Mi inclinación hacia la
filosofía se inició cuando tenía 23 años, hacía la mili en Melilla, y lo hice
de la mano de Nietzsche. Ya de regreso al barrio de San José, en Las Palmas de
Gran Canaria, me angustiaba vivir en un sitio tan periférico, aislado de las
instituciones académicas y de las grandes metrópolis de Europa. Cuando tenía 25
años, me pregunté: ¿Cómo sería posible que, viviendo en un lugar tan aislado y
llevando una vida personal con tantas limitaciones culturales, pudiera
convertirme en un filósofo? Me alivió en principio una idea de Nietzsche: el
filósofo es una especie que puede brotar en cualquier lugar. Después vino en mi
socorro Marx. Me iluminaron dos de sus obras filosóficamente más grandiosas -de
las que participó también Engels-: La ideología alemana y La Sagrada Familia.
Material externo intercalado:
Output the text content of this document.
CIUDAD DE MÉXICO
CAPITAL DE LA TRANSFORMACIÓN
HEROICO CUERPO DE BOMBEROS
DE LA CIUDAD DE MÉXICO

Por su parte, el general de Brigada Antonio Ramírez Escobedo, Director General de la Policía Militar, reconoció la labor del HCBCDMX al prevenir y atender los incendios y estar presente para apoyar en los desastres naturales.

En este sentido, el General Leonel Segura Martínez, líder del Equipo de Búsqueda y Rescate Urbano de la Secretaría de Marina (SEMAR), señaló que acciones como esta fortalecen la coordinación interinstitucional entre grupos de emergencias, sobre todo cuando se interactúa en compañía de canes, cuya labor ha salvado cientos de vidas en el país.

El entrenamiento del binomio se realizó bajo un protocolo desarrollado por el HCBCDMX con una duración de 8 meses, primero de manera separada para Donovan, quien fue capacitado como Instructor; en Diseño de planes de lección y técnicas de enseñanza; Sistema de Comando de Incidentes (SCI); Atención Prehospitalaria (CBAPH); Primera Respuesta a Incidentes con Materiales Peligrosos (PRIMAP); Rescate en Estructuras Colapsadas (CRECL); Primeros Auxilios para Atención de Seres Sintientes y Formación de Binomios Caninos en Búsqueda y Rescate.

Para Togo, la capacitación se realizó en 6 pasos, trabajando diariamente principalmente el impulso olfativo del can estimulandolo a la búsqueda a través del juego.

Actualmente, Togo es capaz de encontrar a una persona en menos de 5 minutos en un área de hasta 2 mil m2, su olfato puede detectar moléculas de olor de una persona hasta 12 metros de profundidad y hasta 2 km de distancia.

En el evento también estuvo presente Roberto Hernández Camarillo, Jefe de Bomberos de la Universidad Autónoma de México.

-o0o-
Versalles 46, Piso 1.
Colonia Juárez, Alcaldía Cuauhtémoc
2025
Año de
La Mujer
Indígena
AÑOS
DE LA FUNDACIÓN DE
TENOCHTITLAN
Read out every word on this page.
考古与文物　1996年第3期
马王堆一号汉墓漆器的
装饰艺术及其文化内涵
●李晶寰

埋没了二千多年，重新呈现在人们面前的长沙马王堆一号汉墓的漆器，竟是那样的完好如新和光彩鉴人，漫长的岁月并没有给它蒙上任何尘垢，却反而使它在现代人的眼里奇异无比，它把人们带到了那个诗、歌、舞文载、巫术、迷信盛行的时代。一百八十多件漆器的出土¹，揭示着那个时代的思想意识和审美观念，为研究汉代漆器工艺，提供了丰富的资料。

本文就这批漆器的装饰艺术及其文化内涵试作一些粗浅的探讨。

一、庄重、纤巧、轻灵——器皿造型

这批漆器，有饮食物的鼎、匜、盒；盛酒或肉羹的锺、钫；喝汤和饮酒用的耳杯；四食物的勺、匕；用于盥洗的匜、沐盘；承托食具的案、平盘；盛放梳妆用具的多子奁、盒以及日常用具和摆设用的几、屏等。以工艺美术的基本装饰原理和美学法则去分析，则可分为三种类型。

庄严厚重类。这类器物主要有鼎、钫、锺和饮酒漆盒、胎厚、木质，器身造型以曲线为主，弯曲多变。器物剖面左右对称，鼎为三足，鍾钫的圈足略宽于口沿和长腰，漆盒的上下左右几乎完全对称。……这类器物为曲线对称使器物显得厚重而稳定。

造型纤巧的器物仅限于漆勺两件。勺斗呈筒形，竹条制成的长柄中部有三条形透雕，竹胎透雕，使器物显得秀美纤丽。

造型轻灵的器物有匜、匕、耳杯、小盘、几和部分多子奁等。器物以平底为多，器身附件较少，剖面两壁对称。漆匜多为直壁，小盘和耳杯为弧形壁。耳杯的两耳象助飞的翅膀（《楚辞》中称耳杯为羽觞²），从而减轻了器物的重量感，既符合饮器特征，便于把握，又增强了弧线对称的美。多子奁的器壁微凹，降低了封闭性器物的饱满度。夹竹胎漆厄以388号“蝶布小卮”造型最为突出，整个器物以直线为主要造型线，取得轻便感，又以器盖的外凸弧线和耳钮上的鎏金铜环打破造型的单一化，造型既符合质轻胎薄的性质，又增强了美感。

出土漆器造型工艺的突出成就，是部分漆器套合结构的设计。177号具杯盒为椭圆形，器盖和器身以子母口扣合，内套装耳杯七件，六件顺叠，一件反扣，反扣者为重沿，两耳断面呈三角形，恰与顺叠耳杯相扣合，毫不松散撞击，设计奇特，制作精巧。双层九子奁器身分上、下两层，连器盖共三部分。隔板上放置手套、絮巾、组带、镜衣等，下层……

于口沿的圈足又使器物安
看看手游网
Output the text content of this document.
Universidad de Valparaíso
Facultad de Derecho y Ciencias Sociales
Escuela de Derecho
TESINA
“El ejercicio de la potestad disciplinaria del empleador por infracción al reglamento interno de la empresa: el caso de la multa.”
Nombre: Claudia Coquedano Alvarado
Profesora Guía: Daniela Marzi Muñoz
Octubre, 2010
Ahí aprendí que el mercado mundial creaba personas histórico universales. Ya no
me sentía ni pensaba tan aislado. Después caí en la cuenta de la suerte
cultural de la que disponía: vivo en Europa y hago uso de una de las lenguas
más universales del mundo, y tengo acceso a una cantidad ingente de libros de
los grandes pensadores del mundo filosófico, del mundo científico y del mundo
literario. Ya no me sentía tan vacío ni tan abandonado. Y, por último,
comprendí que, si me sumergía en la gran corriente del movimiento socialista
mundial, del que formaba parte desde los 18 años, aunque yo intelectualmente y
socialmente fuera pequeño, formaría parte de una gran fuerza social. Así superé
mi conciencia de aislamiento y de pequeñez.